First Sentence: William Stoner entered the University of Missouri as a freshman in the year 1910, at the age of nineteen.
Back of the book:
William Stoner enters the University of Missouri at nineteen to study agriculture. A seminar on English literature changes his life, and he never returns to work on his father’s farm. Stoner becomes a teacher. He marries the wrong woman. His life is quiet, and after his death his colleagues remember him rarely.

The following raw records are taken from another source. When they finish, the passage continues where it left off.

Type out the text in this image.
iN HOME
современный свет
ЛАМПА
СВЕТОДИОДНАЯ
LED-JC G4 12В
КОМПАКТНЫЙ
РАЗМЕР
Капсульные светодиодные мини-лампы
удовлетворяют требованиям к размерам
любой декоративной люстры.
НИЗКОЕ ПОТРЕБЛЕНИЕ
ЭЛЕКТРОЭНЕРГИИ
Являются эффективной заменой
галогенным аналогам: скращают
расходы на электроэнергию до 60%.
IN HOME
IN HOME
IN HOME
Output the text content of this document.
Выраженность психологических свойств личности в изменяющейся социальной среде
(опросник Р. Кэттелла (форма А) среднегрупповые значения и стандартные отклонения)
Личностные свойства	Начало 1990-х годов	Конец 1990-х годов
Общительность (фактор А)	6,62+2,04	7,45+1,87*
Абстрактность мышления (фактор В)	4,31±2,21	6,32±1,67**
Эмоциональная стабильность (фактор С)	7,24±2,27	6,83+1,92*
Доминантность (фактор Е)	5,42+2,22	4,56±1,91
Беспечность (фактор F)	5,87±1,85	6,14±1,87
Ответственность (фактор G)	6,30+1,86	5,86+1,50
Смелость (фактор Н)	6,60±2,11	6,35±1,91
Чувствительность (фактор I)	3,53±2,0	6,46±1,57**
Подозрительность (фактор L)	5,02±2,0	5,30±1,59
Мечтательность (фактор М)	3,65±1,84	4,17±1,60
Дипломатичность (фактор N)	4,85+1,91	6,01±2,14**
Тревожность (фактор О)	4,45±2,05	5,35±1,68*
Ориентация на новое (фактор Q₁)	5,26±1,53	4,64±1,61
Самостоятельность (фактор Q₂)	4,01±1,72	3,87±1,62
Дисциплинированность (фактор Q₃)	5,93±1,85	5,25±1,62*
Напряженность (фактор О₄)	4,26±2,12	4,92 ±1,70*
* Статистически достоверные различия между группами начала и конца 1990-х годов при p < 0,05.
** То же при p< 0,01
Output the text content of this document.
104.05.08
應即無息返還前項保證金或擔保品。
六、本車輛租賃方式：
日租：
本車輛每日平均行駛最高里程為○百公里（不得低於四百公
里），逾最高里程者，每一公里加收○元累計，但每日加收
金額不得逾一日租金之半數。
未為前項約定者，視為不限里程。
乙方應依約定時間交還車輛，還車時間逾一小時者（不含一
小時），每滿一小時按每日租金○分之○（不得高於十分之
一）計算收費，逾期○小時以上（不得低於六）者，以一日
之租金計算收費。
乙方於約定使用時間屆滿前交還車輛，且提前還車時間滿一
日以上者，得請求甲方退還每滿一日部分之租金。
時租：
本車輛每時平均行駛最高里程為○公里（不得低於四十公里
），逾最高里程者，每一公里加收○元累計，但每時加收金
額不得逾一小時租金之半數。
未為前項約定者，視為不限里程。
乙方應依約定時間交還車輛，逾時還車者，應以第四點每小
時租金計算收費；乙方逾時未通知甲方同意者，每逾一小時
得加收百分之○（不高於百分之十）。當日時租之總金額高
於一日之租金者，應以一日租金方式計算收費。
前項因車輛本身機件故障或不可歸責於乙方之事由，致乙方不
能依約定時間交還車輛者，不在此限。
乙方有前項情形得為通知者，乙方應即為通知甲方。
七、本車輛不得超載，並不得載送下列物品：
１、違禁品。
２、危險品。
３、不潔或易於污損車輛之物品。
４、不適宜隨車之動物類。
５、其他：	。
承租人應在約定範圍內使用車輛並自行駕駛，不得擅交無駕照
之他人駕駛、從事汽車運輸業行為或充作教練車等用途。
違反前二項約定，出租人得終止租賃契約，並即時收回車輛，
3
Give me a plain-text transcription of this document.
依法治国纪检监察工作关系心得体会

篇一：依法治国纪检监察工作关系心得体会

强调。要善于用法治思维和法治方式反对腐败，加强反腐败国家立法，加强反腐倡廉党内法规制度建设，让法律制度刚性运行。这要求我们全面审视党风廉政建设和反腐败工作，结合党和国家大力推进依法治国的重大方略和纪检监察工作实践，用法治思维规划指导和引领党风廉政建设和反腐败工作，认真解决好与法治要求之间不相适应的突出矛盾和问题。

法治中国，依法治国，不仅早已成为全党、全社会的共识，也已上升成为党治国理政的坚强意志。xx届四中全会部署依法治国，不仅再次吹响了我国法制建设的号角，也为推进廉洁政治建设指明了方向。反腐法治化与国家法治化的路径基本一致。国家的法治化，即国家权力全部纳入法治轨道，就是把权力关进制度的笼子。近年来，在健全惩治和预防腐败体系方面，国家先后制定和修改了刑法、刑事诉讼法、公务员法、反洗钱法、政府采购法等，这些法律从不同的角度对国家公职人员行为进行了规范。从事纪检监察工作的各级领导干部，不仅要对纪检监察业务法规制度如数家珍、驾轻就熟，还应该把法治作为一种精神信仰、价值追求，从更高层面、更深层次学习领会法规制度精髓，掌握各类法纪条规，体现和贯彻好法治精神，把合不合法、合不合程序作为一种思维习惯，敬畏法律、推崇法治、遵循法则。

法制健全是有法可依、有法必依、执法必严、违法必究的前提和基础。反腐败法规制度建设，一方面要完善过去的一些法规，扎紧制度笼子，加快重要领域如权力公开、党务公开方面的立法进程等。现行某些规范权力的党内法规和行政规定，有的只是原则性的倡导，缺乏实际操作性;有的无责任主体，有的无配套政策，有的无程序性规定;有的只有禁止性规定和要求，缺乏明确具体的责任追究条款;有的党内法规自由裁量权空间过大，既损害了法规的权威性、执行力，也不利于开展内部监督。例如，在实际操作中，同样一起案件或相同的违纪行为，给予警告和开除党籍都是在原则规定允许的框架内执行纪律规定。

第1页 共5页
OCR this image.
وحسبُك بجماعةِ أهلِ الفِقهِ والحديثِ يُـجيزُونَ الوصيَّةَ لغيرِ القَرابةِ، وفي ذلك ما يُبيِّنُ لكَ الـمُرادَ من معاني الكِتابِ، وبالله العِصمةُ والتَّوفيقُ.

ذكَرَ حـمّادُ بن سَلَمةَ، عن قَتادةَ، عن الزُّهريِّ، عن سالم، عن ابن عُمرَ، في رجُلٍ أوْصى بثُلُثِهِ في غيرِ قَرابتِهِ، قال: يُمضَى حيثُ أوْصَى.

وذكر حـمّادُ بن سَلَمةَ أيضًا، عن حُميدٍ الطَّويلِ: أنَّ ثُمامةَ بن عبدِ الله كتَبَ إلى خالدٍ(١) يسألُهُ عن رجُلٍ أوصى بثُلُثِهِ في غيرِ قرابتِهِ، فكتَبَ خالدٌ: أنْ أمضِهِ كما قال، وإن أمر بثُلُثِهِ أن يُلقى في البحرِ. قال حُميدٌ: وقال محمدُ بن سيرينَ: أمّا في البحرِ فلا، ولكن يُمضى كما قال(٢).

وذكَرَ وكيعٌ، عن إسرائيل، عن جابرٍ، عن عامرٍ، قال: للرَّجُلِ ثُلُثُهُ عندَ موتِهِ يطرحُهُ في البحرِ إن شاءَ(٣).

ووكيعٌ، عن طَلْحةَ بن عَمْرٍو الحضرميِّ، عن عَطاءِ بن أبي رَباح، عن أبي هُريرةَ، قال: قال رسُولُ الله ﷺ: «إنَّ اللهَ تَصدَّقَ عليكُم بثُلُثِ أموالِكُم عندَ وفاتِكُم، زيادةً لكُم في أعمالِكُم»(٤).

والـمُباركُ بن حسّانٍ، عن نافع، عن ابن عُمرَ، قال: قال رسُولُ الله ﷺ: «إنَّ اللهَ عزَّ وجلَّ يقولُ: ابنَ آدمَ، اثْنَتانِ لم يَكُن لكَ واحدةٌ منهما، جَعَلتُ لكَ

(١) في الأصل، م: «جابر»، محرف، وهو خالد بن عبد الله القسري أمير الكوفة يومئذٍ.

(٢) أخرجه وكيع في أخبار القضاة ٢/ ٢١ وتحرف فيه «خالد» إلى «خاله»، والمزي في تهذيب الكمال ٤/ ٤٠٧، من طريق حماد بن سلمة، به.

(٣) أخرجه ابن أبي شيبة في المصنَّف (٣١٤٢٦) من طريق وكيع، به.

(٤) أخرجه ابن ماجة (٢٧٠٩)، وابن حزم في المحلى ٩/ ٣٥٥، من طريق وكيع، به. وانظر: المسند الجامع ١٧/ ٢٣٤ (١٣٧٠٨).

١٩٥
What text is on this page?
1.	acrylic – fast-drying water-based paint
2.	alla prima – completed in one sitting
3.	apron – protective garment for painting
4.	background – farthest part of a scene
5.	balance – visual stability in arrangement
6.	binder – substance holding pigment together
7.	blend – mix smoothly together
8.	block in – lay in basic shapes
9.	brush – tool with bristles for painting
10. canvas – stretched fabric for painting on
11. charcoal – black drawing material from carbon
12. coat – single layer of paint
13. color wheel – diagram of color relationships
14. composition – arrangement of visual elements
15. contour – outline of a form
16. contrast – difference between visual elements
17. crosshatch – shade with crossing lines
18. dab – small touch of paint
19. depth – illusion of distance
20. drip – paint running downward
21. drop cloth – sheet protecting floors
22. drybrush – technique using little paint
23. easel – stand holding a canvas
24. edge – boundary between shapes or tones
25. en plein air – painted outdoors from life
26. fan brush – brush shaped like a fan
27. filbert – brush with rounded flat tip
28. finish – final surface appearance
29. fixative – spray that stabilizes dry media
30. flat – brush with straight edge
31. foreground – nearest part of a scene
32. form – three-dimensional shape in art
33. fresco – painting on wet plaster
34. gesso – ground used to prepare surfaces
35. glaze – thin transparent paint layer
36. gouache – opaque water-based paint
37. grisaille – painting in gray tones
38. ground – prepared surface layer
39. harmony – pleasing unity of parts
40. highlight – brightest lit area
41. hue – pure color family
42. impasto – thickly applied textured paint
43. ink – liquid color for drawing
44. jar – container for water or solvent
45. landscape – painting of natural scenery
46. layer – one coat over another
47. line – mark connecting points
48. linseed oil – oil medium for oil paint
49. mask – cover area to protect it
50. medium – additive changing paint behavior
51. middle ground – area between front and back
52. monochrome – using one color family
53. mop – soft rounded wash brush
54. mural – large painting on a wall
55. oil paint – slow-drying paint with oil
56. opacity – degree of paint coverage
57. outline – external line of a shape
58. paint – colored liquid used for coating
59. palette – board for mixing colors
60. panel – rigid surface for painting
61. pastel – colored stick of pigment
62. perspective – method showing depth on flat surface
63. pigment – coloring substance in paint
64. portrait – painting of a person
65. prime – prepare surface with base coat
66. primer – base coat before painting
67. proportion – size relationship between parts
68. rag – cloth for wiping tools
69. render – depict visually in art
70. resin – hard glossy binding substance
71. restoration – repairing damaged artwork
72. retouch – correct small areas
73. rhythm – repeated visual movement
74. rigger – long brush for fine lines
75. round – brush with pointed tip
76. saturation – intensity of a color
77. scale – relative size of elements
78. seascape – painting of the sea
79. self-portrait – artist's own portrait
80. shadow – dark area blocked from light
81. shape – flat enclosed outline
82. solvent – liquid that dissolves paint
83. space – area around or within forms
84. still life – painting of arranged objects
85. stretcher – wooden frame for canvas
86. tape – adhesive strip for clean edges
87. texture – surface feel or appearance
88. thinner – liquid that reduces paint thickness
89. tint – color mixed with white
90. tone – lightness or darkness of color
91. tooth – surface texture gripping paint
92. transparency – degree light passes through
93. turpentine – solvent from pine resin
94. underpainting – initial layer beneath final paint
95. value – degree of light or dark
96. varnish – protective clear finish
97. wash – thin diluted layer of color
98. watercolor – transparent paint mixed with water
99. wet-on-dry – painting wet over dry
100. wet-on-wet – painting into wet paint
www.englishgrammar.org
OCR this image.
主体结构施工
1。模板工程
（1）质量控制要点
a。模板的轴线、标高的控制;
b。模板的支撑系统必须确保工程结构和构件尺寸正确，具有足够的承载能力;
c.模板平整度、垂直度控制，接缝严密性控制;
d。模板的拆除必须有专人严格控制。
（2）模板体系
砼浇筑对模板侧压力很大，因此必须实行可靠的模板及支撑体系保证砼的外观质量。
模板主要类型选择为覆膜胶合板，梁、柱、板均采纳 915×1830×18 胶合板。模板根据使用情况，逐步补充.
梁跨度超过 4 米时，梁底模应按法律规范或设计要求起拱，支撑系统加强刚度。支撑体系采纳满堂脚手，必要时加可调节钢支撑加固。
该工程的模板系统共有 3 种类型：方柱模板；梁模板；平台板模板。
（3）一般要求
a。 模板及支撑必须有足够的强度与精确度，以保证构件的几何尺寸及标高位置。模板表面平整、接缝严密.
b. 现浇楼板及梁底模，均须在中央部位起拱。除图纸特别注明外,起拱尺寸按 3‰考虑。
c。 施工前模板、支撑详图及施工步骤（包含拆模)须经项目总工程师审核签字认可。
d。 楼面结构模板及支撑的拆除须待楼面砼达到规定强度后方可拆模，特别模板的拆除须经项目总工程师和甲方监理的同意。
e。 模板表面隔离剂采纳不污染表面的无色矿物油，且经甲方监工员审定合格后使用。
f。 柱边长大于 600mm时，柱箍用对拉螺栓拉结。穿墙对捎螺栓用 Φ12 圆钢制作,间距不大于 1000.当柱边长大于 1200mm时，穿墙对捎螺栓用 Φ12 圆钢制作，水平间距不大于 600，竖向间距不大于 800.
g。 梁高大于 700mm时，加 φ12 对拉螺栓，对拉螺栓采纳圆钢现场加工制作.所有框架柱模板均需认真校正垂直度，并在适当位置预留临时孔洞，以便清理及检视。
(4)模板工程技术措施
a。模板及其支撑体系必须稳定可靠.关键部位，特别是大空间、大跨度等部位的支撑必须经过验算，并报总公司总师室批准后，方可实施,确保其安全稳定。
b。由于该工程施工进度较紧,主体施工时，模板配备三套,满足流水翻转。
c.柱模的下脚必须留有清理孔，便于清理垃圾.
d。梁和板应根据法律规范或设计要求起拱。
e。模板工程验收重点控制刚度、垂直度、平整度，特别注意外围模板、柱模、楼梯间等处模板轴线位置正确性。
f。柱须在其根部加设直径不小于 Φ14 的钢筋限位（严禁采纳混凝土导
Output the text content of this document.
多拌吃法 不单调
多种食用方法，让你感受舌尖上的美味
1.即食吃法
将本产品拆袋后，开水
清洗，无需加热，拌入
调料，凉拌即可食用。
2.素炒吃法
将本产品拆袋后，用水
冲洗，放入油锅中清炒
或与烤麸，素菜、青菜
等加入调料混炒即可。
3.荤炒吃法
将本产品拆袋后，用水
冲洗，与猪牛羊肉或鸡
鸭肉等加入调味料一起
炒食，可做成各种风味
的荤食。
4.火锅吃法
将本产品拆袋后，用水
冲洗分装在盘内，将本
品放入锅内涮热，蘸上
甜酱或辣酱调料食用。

Yet with truthfulness, compassion and intense power, this novel uncovers a story of universal value. Stoner tells of the conflicts, defeats and victories of the human race that pass unrecorded by history, and reclaims the significance of an individual life. A reading experience like no other, itself a paean to the power of literature, it is a novel to be savoured.
Quotes from the book:
Sometimes, as he spoke to his students, it was as if he stood outside himself and observed a stranger speaking to a group assembled unwillingly; he heard his own flat voice reciting the materials he had prepared, and nothing of his own excitement came through that recitation.
‘Those things that he held most deeply were most profoundly betrayed when he spoke of them to his classes; what was most alive withered in his words; and what moved him most became cold in its utterance. And the consciousness of his inadequacy distressed him so greatly that the sense of it grew habitual, as much a part of him as the stoop of his shoulders.’
The love of literature, of language, of the mystery of the mind and heart showing themselves in the minute, strange, and unexpected combinations of letters and words, in the blackest and coldest print – the love which he had hidden as if it were illicit and dangerous, he began to display, tentatively at first, and then boldly, and then proudly.
‘He had dreamed of a kind of integrity, of a kind of purity that was entire; he had found compromise and the assaulting diversion of triviality. He had conceived wisdom, and at the end of the long years he had found ignorance.’
She was, he knew – and had known very early, he supposed – one of those rare and always lovely humans whose moral nature was so delicate that it must be nourished and cared for that it might be fulfilled. Alien to the world, it had to live where it could not be at home; avid for tenderness and quiet, it had to feed upon indifference and callousness and noise.